Sylvia Scarlett Review

Sylvia Scarlett
Sylvia Scarlett disguises herself as a man on fleeing France with her con man father, Henry. The hook up with rascalled Jimmy Monkley on the ferry and embark on a series of adventures that culminate in her falling for preening artist, Michael Fane.

by David Parkinson |
Published on
Release Date:

12 Dec 1935

Running Time:

95 minutes

Certificate:

U

Original Title:

Sylvia Scarlett

A cult favourite among gay and lesbian audiences, George Cukor's adaptation of Compton Mackenzie's picaresque novel was a critical and commercial disaster. Yet he retained an inordinate fondness for it, even though its failure persuaded him against undertaking anything as contentious and unconventional for another two decades. Moreover, Katharine Hepburn later considered the premiere among her triumphs, as she not only discovered a woman in a dead faint in the washroom whom she presumed had lost the will to live because of the film's badness, but when she and Cukor offered to make a picture for free in recompense, RKO producer Pandro S. Berman opined that he never wanted to work with either of them again.

    Only Cary Grant emerged from the calamity with any credit and that was, ironically, because he had been playing Archie Leach rather than the Hollywood palimpsest that he had created for himself. The Cornish setting not only returned him to his West Country roots (albeit on Californian location), but he also got to parade the vaudeville skills that had earned him his passage across the Atlantic in 1920.

    But while Grant revelled in the crafty duplicity that was later said to have been an inspiration for Harry Lime in The Third Man, Hepburn was declared `box-office poison' for a cross-dressing display that confused and disconcerted in equal measures.

She invested the part of Sylvia/Sylvester with a Peter Pan puckishness that was wholly in keeping with both the fact that he was usually played by an actress in drag and with her own regard for J.M. Barrie (having already appeared in two adaptations of his works, The Little Minister, 1934 and Quality Street, 1935).
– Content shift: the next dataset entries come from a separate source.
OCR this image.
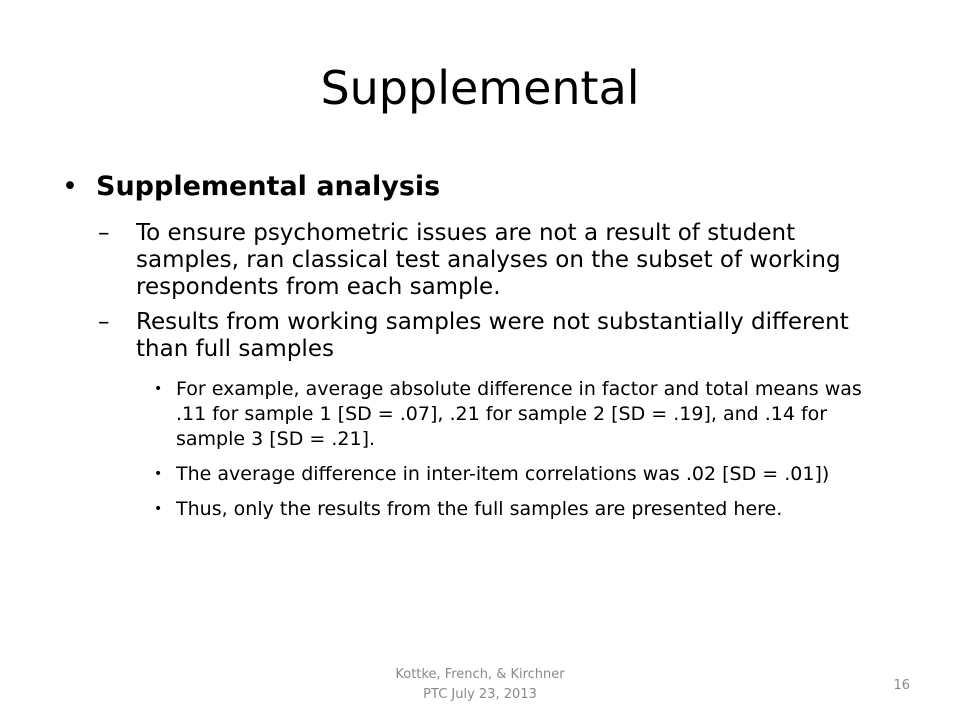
Supplemental
• Supplemental analysis
– To ensure psychometric issues are not a result of student samples, ran classical test analyses on the subset of working respondents from each sample.
– Results from working samples were not substantially different than full samples
• For example, average absolute difference in factor and total means was .11 for sample 1 [SD = .07], .21 for sample 2 [SD = .19], and .14 for sample 3 [SD = .21].
• The average difference in inter-item correlations was .02 [SD = .01])
• Thus, only the results from the full samples are presented here.
Kottke, French, & Kirchner
PTC July 23, 2013
16
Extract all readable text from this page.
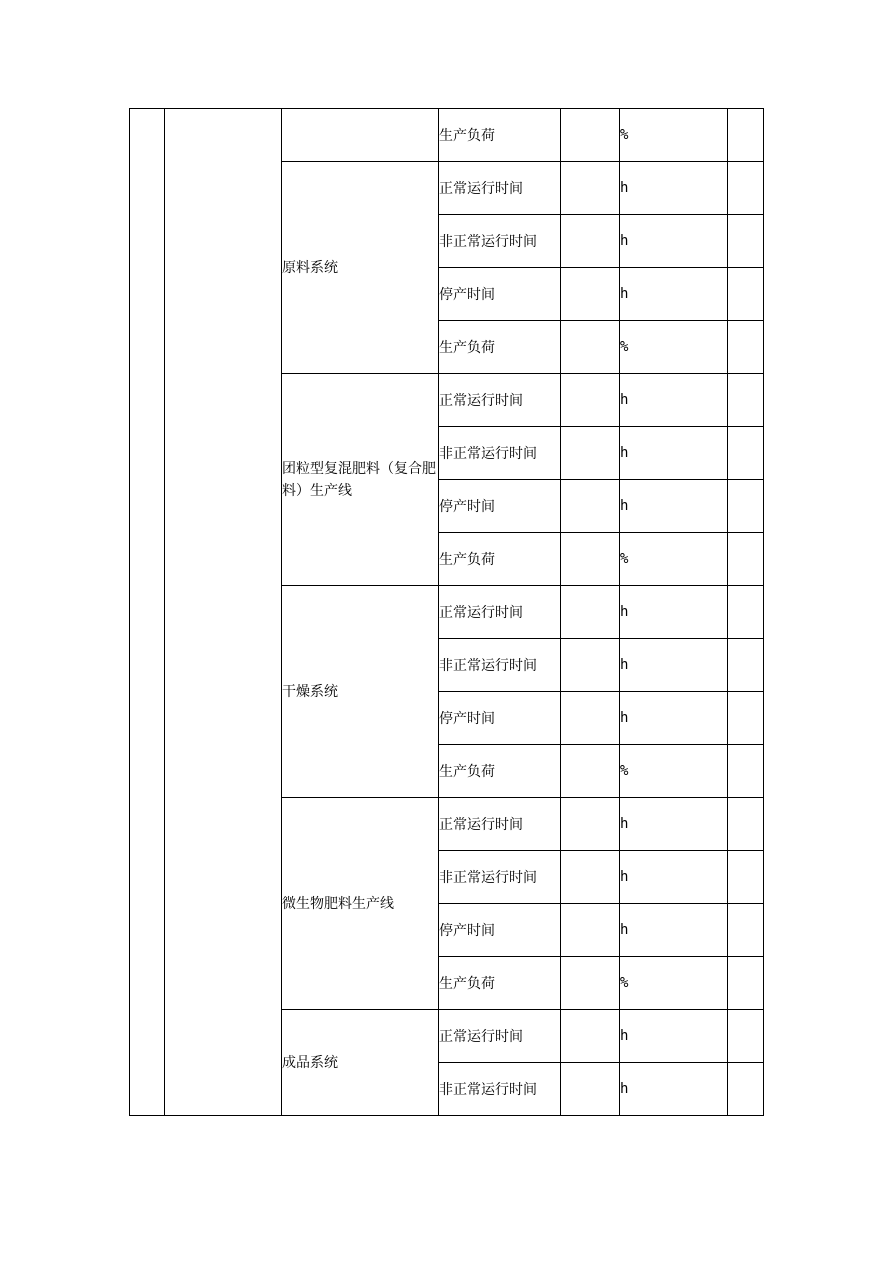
			生产负荷		%	
		原料系统	正常运行时间		h	
			非正常运行时间		h	
			停产时间		h	
			生产负荷		%	
		团粒型复混肥料（复合肥料）生产线	正常运行时间		h	
			非正常运行时间		h	
			停产时间		h	
			生产负荷		%	
		干燥系统	正常运行时间		h	
			非正常运行时间		h	
			停产时间		h	
			生产负荷		%	
		微生物肥料生产线	正常运行时间		h	
			非正常运行时间		h	
			停产时间		h	
			生产负荷		%	
		成品系统	正常运行时间		h	
			非正常运行时间		h	
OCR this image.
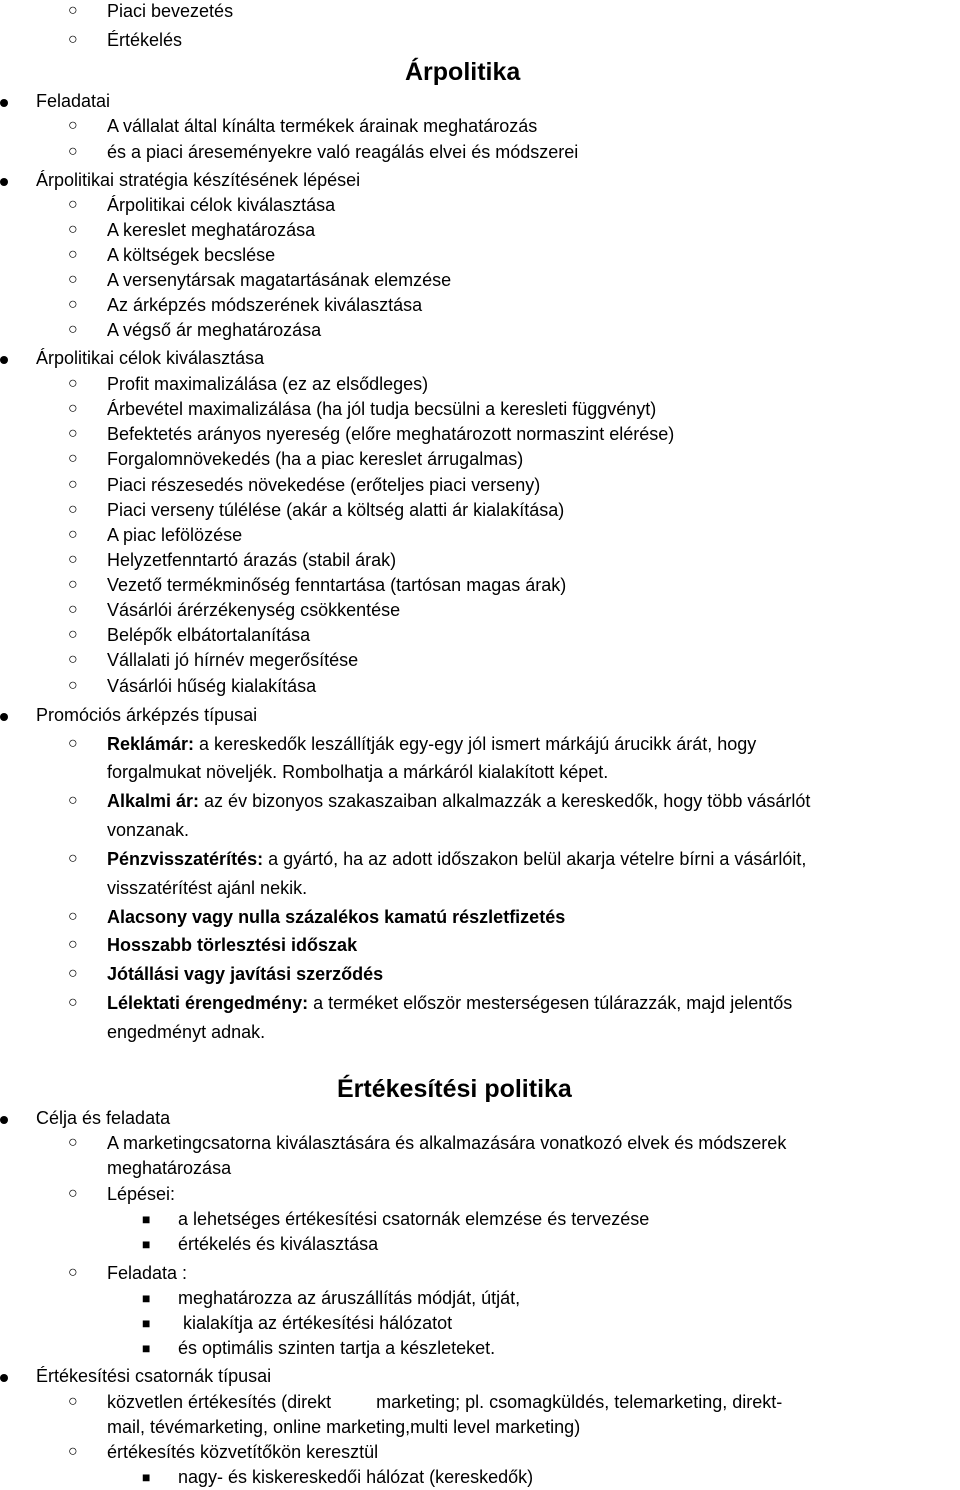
○ Piaci bevezetés
○ Értékelés
Árpolitika
Feladatai
○ A vállalat által kínálta termékek árainak meghatározás
○ és a piaci áreseményekre való reagálás elvei és módszerei
Árpolitikai stratégia készítésének lépései
○ Árpolitikai célok kiválasztása
○ A kereslet meghatározása
○ A költségek becslése
○ A versenytársak magatartásának elemzése
○ Az árképzés módszerének kiválasztása
○ A végső ár meghatározása
Árpolitikai célok kiválasztása
○ Profit maximalizálása (ez az elsődleges)
○ Árbevétel maximalizálása (ha jól tudja becsülni a keresleti függvényt)
○ Befektetés arányos nyereség (előre meghatározott normaszint elérése)
○ Forgalomnövekedés (ha a piac kereslet árrugalmas)
○ Piaci részesedés növekedése (erőteljes piaci verseny)
○ Piaci verseny túlélése (akár a költség alatti ár kialakítása)
○ A piac lefölözése
○ Helyzetfenntartó árazás (stabil árak)
○ Vezető termékminőség fenntartása (tartósan magas árak)
○ Vásárlói árérzékenység csökkentése
○ Belépők elbátortalanítása
○ Vállalati jó hírnév megerősítése
○ Vásárlói hűség kialakítása
Promóciós árképzés típusai
○ Reklámár: a kereskedők leszállítják egy-egy jól ismert márkájú árucikk árát, hogy
forgalmukat növeljék. Rombolhatja a márkáról kialakított képet.
○ Alkalmi ár: az év bizonyos szakaszaiban alkalmazzák a kereskedők, hogy több vásárlót
vonzanak.
○ Pénzvisszatérítés: a gyártó, ha az adott időszakon belül akarja vételre bírni a vásárlóit,
visszatérítést ajánl nekik.
○ Alacsony vagy nulla százalékos kamatú részletfizetés
○ Hosszabb törlesztési időszak
○ Jótállási vagy javítási szerződés
○ Lélektati érengedmény: a terméket először mesterségesen túlárazzák, majd jelentős
engedményt adnak.
Értékesítési politika
Célja és feladata
○ A marketingcsatorna kiválasztására és alkalmazására vonatkozó elvek és módszerek
meghatározása
○ Lépései:
■ a lehetséges értékesítési csatornák elemzése és tervezése
■ értékelés és kiválasztása
○ Feladata :
■ meghatározza az áruszállítás módját, útját,
■ kialakítja az értékesítési hálózatot
■ és optimális szinten tartja a készleteket.
Értékesítési csatornák típusai
○ közvetlen értékesítés (direkt         marketing; pl. csomagküldés, telemarketing, direkt-
mail, tévémarketing, online marketing,multi level marketing)
○ értékesítés közvetítőkön keresztül
■ nagy- és kiskereskedői hálózat (kereskedők)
But few were sure how to take either her blend of wit and melancholy or her attractiveness to both the maid who wanted to give Sylvester a moustache and a kiss and to Brian Aherne's narcissistic artist, who no longer finds him a fascinating subject once he knows that he's a she. Clearly, it was one thing to be a transvestite in Shakespeare, but in stylised reality....

Deserves its cult status despite a critical mawling at the time of release and patchy structure.